For me, that phrase is “controlled fermentation.” Of my top 10 favorite foods, about eight of them involve some form of controlled fermentation: Bread. Wine and beer. Cheese and yogurt. Vinegar. Dry-aged beef. And cured fermented meats like salami and Spanish chorizo.

Spanish chorizo, which is cured, seasoned with smoked paprika, fermented and air dried, is a chewy, dense, tangy pork sausage, closer in flavor and texture to dry salami than to Mexican chorizo, which is a fresh sausage that needs to be cooked before eating.

Spanish chorizo (my favorite brand is Palacios, available at Marczyk Fine Foods) is great with eggs or sliced and eaten with bread, butter and Manchego, or in a shellfish stew.

At Olivea, we use Spanish chorizo in a dish with head-on prawns, garlic, Amontillado sherry, shrimp stock and scallions. The shrimp stock, which can be made from shrimp shells, onion, carrots, white wine and tomato paste, gives the sauce body and color.

The inspiration for this dish is a tapa of mussels, Spanish sparkling wine, chorizo and scallions that I eat every time I visit my favorite restaurant, Casa Mono in New York.

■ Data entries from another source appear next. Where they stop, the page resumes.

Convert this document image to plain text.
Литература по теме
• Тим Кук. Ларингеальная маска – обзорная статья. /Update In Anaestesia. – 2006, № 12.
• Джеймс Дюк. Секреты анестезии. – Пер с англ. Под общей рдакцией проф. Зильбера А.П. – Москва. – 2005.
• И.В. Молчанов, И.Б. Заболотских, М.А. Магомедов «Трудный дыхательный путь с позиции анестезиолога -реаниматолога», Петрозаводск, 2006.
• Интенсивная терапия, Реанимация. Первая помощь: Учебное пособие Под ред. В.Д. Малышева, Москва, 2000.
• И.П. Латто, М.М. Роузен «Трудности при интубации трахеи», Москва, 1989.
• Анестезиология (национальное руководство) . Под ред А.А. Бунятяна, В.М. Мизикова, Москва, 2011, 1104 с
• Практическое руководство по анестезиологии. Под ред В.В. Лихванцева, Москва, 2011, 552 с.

The broth, thickened by the chorizo, and sopped up with lots of good crusty bread, is the real reason to make and eat this dish.

John Broening cooks at Duo and Olivea restaurants in Denver: ; .

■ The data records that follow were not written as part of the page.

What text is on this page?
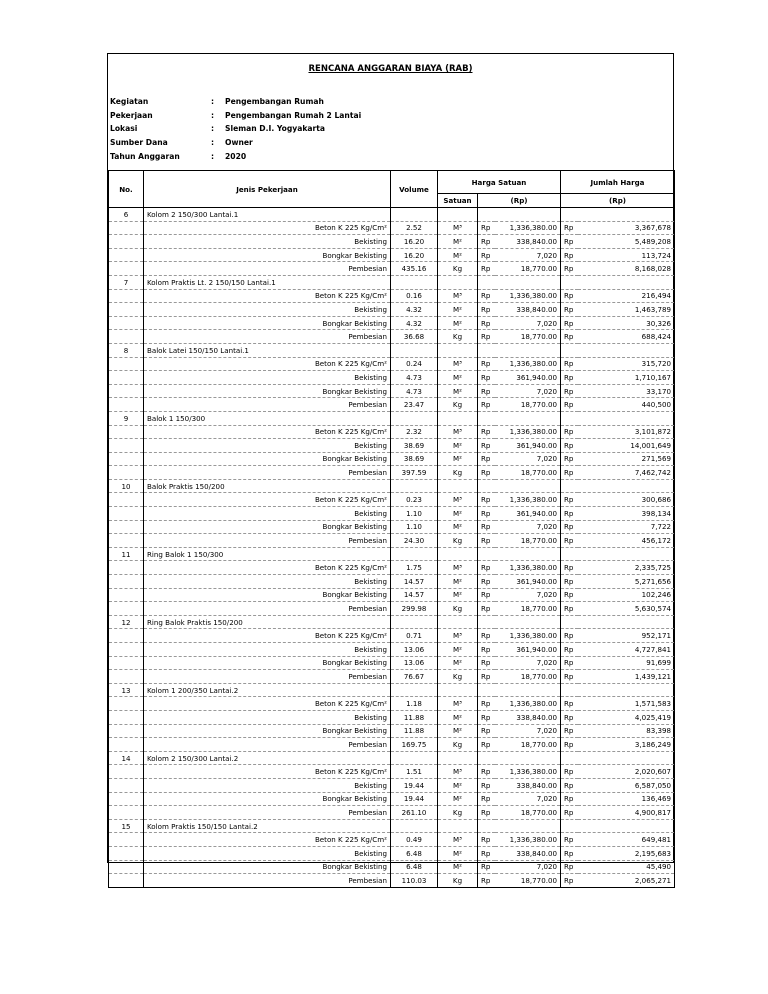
RENCANA ANGGARAN BIAYA (RAB)
Kegiatan	: Pengembangan Rumah
Pekerjaan	: Pengembangan Rumah 2 Lantai
Lokasi	: Sleman D.I. Yogyakarta
Sumber Dana	: Owner
Tahun Anggaran	: 2020
No.	Jenis Pekerjaan	Volume	Harga Satuan			Jumlah Harga	
			Satuan	(Rp)		(Rp)	
6	Kolom 2 150/300 Lantai.1						
	Beton K 225 Kg/Cm²	2.52	M³	Rp	1,336,380.00	Rp	3,367,678
	Bekisting	16.20	M²	Rp	338,840.00	Rp	5,489,208
	Bongkar Bekisting	16.20	M²	Rp	7,020	Rp	113,724
	Pembesian	435.16	Kg	Rp	18,770.00	Rp	8,168,028
7	Kolom Praktis Lt. 2 150/150 Lantai.1						
	Beton K 225 Kg/Cm²	0.16	M³	Rp	1,336,380.00	Rp	216,494
	Bekisting	4.32	M²	Rp	338,840.00	Rp	1,463,789
	Bongkar Bekisting	4.32	M²	Rp	7,020	Rp	30,326
	Pembesian	36.68	Kg	Rp	18,770.00	Rp	688,424
8	Balok Latei 150/150 Lantai.1						
	Beton K 225 Kg/Cm²	0.24	M³	Rp	1,336,380.00	Rp	315,720
	Bekisting	4.73	M²	Rp	361,940.00	Rp	1,710,167
	Bongkar Bekisting	4.73	M²	Rp	7,020	Rp	33,170
	Pembesian	23.47	Kg	Rp	18,770.00	Rp	440,500
9	Balok 1 150/300						
	Beton K 225 Kg/Cm²	2.32	M³	Rp	1,336,380.00	Rp	3,101,872
	Bekisting	38.69	M²	Rp	361,940.00	Rp	14,001,649
	Bongkar Bekisting	38.69	M²	Rp	7,020	Rp	271,569
	Pembesian	397.59	Kg	Rp	18,770.00	Rp	7,462,742
10	Balok Praktis 150/200						
	Beton K 225 Kg/Cm²	0.23	M³	Rp	1,336,380.00	Rp	300,686
	Bekisting	1.10	M²	Rp	361,940.00	Rp	398,134
	Bongkar Bekisting	1.10	M²	Rp	7,020	Rp	7,722
	Pembesian	24.30	Kg	Rp	18,770.00	Rp	456,172
11	Ring Balok 1 150/300						
	Beton K 225 Kg/Cm²	1.75	M³	Rp	1,336,380.00	Rp	2,335,725
	Bekisting	14.57	M²	Rp	361,940.00	Rp	5,271,656
	Bongkar Bekisting	14.57	M²	Rp	7,020	Rp	102,246
	Pembesian	299.98	Kg	Rp	18,770.00	Rp	5,630,574
12	Ring Balok Praktis 150/200						
	Beton K 225 Kg/Cm²	0.71	M³	Rp	1,336,380.00	Rp	952,171
	Bekisting	13.06	M²	Rp	361,940.00	Rp	4,727,841
	Bongkar Bekisting	13.06	M²	Rp	7,020	Rp	91,699
	Pembesian	76.67	Kg	Rp	18,770.00	Rp	1,439,121
13	Kolom 1 200/350 Lantai.2						
	Beton K 225 Kg/Cm²	1.18	M³	Rp	1,336,380.00	Rp	1,571,583
	Bekisting	11.88	M²	Rp	338,840.00	Rp	4,025,419
	Bongkar Bekisting	11.88	M²	Rp	7,020	Rp	83,398
	Pembesian	169.75	Kg	Rp	18,770.00	Rp	3,186,249
14	Kolom 2 150/300 Lantai.2						
	Beton K 225 Kg/Cm²	1.51	M³	Rp	1,336,380.00	Rp	2,020,607
	Bekisting	19.44	M²	Rp	338,840.00	Rp	6,587,050
	Bongkar Bekisting	19.44	M²	Rp	7,020	Rp	136,469
	Pembesian	261.10	Kg	Rp	18,770.00	Rp	4,900,817
15	Kolom Praktis 150/150 Lantai.2						
	Beton K 225 Kg/Cm²	0.49	M³	Rp	1,336,380.00	Rp	649,481
	Bekisting	6.48	M²	Rp	338,840.00	Rp	2,195,683
	Bongkar Bekisting	6.48	M²	Rp	7,020	Rp	45,490
	Pembesian	110.03	Kg	Rp	18,770.00	Rp	2,065,271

Shrimp With Chorizo, Sherry and Scallions

Serves 4.

Ingredients

1     pound unpeeled shrimp (21-25 count)

3     tablespoons olive oil

1/2   cup diced Spanish chorizo

6     cloves garlic, sliced thinly

      Salt and pepper

1/2   cup Amontillado or other dry sherry

1     cup shrimp stock (recipe follows)

1/4   cup thinly sliced scallions

      Juice of half a lemon

Directions

Peel the shrimp, leaving the tails attached. Save the shrimp shells. Devein and quickly rinse the shrimp.

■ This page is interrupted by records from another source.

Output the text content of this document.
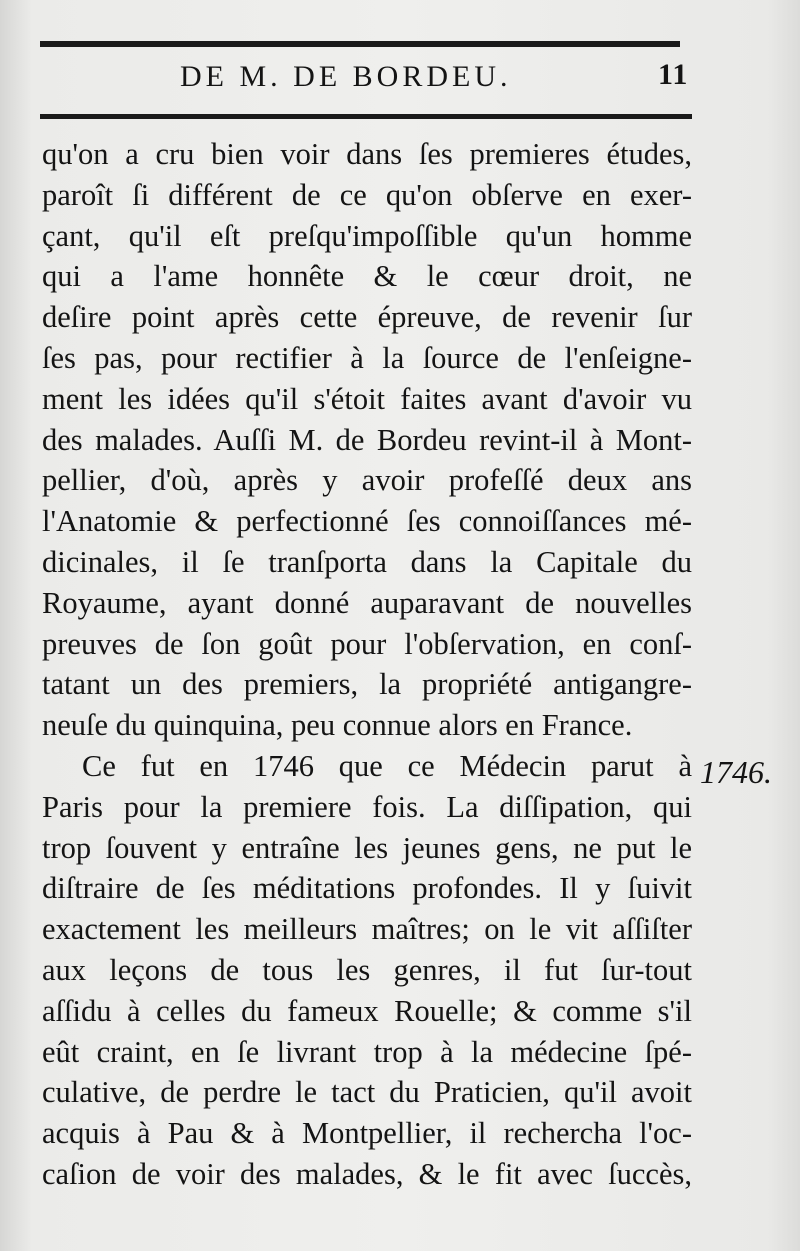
DE M. DE BORDEU.	11
qu'on a cru bien voir dans ſes premieres études,
paroît ſi différent de ce qu'on obſerve en exer-
çant, qu'il eſt preſqu'impoſſible qu'un homme
qui a l'ame honnête & le cœur droit, ne
deſire point après cette épreuve, de revenir ſur
ſes pas, pour rectifier à la ſource de l'enſeigne-
ment les idées qu'il s'étoit faites avant d'avoir vu
des malades. Auſſi M. de Bordeu revint-il à Mont-
pellier, d'où, après y avoir profeſſé deux ans
l'Anatomie & perfectionné ſes connoiſſances mé-
dicinales, il ſe tranſporta dans la Capitale du
Royaume, ayant donné auparavant de nouvelles
preuves de ſon goût pour l'obſervation, en conſ-
tatant un des premiers, la propriété antigangre-
neuſe du quinquina, peu connue alors en France.
Ce fut en 1746 que ce Médecin parut à
Paris pour la premiere fois. La diſſipation, qui
trop ſouvent y entraîne les jeunes gens, ne put le
diſtraire de ſes méditations profondes. Il y ſuivit
exactement les meilleurs maîtres; on le vit aſſiſter
aux leçons de tous les genres, il fut ſur-tout
aſſidu à celles du fameux Rouelle; & comme s'il
eût craint, en ſe livrant trop à la médecine ſpé-
culative, de perdre le tact du Praticien, qu'il avoit
acquis à Pau & à Montpellier, il rechercha l'oc-
caſion de voir des malades, & le fit avec ſuccès,
1746.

In a large saute pan, heat 1 tablespoon of the olive oil and lightly saute the chorizo. Add the garlic and cook 20 seconds until softened but not colored. Add the shrimp, season with salt and pepper and deglaze with the sherry. Cook until the sherry is reduced by half. Add the shrimp stock; remove the shrimp to a plate and reduce the broth by half or until thick. Add the scallions, toss in the shrimp and season with the lemon juice. Serve family style with plenty of toasted levain or other bread on the side.

Shrimp Stock

Ingredients

1     teaspoon olive oil

1/4   cup finely diced onion

2     tablespoons diced carrot

2     cups shrimp shells

1     tablespoon tomato paste

1     cup dry white wine

1     bay leaf

6     peppercorns

      Pinch cayenne

      Water to cover

Directions

In a small saucepan, heat oil and sweat the onions and carrots. Add the shrimp shells and sweat until bright red. Add the tomato paste and fry about 1 minute. Add the wine, bring to a boil, and add the remaining ingredients. Simmer the stock about 45 minutes and strain.